On fonctionne souvent par silos en France, les uns à côté des autres. L'Observatoire permet de faire ensemble et de trouver ensemble les bonnes pratiques, donc mesurer pour mieux combattre, mais aussi être mieux formé, être un vrai lieu de ressources.

L’ancienne députée de Guadeloupe, Justine Bénin, qui fut coordinatrice interministérielle sur les violences faites aux femmes en Outre-mer, a été victime -avec une autre femme- d’une agression sexuelle ce dimanche. Quelle est votre réaction par rapport à cela ?

Déjà, évidemment, je lui adresse toute ma solidarité. Je salue aussi le fait que l'ensemble des parlementaires de Guadeloupe, tout bord politique, aient immédiatement réagit ensemble. Ça, je trouve que ça donne aussi un peu d'espoir de se dire qu'il y a certaines causes qui nous dépassent et sur lesquelles on ne fait pas de politique, mais on est capable de réagir et de réagir ensemble.

Et au-delà de l'émotion, parce qu'on connaît Justine et en plus, son engagement très fort sur la question de la lutte contre les violences, ce qui lui est arrivé vient aussi démontrer qu'il n'y a pas de profil type de victime, ni de profil type d'auteur. C'est ça qu'il faut que chacun accepte, même si c'est une idée qui est très douloureuse. Parce que quand on parle de violences, le premier réflexe, c'est de se mettre à distance en disant : « Moi, ça ne me concerne pas. Ça ne peut pas arriver chez moi, pas dans ma famille, pas dans mon entourage, pas parmi mes proches ou pas là où j'habite ». Mais si, c'est possible.

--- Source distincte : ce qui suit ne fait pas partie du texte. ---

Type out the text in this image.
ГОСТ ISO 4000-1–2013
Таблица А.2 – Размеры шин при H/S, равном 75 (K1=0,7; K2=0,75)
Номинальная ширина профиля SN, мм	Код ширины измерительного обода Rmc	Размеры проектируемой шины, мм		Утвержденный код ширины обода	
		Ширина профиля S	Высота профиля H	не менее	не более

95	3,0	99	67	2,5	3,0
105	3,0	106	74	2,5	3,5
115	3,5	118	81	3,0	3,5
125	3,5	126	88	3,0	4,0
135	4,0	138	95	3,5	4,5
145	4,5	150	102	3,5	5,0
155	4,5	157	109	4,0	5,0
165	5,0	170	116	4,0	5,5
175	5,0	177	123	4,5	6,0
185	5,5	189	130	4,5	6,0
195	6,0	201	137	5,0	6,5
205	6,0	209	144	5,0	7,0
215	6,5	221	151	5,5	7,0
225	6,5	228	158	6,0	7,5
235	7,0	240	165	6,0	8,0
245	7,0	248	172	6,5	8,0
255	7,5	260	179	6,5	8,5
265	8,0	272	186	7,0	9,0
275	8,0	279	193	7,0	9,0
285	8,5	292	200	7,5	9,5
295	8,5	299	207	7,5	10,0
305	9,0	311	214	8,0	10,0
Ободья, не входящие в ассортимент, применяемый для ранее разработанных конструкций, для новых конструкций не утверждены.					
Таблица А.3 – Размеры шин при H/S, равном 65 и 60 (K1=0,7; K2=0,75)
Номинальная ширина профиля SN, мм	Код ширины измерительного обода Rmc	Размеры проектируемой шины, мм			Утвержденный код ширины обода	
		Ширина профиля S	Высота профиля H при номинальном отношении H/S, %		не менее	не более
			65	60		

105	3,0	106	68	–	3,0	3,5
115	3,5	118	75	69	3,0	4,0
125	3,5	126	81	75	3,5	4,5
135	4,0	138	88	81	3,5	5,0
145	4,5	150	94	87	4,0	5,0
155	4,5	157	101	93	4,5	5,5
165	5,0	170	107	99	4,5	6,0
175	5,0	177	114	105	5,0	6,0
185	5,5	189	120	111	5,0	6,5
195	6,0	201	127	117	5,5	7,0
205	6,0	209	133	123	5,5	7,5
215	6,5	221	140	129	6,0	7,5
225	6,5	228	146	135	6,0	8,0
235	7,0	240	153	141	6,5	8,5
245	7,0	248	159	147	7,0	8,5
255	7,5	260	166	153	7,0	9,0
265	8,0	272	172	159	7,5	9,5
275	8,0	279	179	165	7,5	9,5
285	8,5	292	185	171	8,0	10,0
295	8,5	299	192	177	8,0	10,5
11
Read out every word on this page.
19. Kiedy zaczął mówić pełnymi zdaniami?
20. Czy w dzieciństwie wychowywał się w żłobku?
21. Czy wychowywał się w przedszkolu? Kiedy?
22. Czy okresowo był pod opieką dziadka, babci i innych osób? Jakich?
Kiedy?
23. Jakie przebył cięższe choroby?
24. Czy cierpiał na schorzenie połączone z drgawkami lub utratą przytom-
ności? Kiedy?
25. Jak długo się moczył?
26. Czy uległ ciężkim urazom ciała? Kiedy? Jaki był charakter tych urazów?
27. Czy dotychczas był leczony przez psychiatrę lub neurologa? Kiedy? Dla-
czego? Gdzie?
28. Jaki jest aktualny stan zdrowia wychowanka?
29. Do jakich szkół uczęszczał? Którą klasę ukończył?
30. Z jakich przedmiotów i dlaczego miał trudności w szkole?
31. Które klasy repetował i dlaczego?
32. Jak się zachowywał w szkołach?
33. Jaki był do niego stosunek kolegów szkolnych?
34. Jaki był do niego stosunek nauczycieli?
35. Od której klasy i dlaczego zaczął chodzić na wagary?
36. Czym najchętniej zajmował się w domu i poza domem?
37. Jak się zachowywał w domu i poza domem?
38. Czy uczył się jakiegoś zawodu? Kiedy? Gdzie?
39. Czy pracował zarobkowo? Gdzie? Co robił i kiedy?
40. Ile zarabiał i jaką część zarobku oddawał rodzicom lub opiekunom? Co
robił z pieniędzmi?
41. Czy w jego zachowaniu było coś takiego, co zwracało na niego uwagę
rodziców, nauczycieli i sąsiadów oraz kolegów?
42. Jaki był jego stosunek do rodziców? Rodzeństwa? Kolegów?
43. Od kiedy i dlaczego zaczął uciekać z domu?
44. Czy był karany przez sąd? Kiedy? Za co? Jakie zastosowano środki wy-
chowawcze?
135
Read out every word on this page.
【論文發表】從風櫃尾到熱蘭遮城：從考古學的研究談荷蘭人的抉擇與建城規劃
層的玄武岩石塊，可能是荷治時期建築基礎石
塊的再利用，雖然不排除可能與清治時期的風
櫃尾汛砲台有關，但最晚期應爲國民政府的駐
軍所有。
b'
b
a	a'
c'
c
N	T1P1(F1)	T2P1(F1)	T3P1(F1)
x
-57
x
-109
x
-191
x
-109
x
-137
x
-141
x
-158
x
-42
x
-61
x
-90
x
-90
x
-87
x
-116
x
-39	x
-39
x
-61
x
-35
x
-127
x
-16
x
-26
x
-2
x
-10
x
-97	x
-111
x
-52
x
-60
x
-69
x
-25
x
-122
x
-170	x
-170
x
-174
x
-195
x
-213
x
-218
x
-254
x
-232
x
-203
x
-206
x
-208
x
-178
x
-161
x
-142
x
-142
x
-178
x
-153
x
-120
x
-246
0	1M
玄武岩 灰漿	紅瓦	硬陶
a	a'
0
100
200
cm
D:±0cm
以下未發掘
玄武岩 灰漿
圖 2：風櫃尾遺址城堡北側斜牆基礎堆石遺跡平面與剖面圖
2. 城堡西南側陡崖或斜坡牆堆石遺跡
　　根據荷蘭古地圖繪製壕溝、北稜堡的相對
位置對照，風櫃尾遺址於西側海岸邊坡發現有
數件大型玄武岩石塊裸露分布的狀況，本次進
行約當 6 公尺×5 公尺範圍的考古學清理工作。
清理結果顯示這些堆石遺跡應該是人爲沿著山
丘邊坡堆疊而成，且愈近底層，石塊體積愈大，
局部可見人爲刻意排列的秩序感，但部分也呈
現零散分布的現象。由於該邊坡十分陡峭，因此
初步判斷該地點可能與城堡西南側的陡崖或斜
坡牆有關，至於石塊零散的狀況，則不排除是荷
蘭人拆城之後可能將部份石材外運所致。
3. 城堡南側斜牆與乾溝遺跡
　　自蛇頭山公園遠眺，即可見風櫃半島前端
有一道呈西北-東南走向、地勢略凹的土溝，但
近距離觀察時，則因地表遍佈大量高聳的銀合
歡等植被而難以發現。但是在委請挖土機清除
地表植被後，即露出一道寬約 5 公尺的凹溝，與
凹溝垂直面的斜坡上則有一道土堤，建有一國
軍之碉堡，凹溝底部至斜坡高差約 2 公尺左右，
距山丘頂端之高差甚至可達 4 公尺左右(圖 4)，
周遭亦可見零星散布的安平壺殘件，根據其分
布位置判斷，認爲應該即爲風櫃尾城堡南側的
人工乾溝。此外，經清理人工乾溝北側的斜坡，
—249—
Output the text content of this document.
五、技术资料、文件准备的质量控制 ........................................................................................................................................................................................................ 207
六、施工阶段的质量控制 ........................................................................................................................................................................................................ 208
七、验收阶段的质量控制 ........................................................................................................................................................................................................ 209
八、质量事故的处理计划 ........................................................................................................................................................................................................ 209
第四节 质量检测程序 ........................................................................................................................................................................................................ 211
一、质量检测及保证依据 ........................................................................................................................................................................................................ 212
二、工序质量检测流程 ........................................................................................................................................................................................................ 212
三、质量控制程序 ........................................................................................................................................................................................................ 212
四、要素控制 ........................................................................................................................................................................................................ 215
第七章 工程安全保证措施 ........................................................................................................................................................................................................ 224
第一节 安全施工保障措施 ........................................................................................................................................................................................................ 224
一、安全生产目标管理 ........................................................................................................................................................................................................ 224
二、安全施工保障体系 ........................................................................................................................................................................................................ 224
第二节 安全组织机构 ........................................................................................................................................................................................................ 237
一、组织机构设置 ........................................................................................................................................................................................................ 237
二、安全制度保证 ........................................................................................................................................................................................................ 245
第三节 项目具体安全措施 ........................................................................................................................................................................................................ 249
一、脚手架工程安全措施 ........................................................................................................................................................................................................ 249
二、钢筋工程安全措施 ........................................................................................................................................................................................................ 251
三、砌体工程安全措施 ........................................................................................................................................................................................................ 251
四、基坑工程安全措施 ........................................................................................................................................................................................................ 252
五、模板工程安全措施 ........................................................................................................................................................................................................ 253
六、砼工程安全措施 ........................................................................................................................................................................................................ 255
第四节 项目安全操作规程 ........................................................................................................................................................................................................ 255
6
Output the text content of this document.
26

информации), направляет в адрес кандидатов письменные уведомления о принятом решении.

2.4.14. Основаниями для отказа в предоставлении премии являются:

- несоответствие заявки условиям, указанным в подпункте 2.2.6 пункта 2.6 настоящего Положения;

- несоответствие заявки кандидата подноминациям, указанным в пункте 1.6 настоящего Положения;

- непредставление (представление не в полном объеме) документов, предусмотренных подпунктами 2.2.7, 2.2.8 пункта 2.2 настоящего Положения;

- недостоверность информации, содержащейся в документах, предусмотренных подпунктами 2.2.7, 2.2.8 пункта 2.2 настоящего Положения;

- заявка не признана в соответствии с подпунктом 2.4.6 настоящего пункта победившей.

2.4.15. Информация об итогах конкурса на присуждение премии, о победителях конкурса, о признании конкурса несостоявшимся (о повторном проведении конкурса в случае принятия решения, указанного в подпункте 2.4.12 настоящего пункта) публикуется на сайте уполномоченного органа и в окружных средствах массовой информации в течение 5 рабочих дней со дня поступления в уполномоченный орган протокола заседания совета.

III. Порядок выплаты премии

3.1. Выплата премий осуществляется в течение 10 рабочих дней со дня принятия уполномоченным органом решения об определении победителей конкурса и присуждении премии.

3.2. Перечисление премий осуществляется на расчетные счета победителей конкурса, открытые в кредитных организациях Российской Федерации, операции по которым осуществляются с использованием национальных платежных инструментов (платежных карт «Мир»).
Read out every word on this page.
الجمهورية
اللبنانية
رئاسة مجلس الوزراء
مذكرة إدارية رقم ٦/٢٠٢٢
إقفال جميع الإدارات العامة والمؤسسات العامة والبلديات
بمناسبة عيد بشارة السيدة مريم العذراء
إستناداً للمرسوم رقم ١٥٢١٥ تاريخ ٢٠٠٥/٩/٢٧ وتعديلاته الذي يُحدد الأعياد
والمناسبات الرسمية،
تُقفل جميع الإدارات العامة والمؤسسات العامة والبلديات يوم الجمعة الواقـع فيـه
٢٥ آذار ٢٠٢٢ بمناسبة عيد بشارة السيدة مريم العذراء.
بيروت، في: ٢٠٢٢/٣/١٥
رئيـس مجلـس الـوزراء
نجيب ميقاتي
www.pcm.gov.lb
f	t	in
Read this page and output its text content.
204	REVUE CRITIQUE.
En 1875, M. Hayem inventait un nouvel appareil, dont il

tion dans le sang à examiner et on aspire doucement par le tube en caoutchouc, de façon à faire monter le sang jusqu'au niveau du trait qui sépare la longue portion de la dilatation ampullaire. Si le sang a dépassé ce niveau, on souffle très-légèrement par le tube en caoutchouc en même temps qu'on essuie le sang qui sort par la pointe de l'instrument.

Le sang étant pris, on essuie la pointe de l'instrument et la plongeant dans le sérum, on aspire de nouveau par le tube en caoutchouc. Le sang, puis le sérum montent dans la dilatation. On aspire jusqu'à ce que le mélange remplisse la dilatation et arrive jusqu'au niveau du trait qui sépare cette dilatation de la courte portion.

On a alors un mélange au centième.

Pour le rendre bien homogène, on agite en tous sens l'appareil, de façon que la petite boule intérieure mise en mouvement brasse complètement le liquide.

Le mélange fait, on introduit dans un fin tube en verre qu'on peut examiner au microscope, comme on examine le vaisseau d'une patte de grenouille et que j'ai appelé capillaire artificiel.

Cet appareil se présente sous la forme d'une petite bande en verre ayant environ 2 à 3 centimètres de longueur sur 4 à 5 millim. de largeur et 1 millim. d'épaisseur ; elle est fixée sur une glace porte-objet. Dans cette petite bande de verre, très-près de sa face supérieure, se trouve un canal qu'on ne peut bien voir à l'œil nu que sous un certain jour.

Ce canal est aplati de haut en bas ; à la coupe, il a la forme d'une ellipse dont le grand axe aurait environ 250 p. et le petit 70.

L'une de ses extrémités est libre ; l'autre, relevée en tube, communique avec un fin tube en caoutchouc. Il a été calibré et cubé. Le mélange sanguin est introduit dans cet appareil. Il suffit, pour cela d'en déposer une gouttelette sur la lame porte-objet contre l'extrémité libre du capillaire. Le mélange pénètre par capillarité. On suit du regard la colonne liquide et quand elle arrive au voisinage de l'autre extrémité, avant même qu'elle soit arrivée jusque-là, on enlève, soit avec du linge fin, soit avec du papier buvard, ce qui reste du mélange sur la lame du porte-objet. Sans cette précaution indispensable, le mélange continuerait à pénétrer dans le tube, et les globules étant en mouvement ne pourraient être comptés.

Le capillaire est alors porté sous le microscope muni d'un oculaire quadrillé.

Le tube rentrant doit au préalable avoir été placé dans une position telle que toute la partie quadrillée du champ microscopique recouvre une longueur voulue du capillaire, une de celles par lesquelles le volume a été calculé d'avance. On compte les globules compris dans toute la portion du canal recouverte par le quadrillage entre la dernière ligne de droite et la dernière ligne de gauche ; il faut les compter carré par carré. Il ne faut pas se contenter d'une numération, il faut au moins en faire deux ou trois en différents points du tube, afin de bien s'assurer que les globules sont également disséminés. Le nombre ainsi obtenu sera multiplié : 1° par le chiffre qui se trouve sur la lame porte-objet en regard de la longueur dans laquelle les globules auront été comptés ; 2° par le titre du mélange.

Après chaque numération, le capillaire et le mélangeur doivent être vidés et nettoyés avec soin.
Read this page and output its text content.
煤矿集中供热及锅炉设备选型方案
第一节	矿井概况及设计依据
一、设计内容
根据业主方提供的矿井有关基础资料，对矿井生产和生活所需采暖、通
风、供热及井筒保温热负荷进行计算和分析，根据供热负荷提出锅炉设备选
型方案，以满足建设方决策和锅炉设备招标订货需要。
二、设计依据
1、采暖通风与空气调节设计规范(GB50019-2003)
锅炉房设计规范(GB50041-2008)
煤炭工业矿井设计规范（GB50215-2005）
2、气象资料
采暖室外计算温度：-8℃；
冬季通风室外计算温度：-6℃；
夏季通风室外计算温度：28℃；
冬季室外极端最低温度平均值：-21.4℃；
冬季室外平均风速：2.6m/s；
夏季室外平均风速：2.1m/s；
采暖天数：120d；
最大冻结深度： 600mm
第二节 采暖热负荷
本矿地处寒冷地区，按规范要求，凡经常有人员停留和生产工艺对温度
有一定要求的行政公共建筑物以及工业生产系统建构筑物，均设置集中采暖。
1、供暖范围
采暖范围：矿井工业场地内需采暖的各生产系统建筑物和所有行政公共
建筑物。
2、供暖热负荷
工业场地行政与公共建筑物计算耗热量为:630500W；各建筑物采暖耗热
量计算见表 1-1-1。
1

Il faut que la société prenne conscience de ça pour être mieux formée, pour mieux détecter les signaux, pour mieux accompagner les victimes, pour mieux prévenir. Et malheureusement, ce qui s'est produit démontre ça. Il n'y a pas de profil type, ni d'auteur, ni de victime. Et on peut tous potentiellement avoir un rôle à jouer pour rompre ce cycle de violences.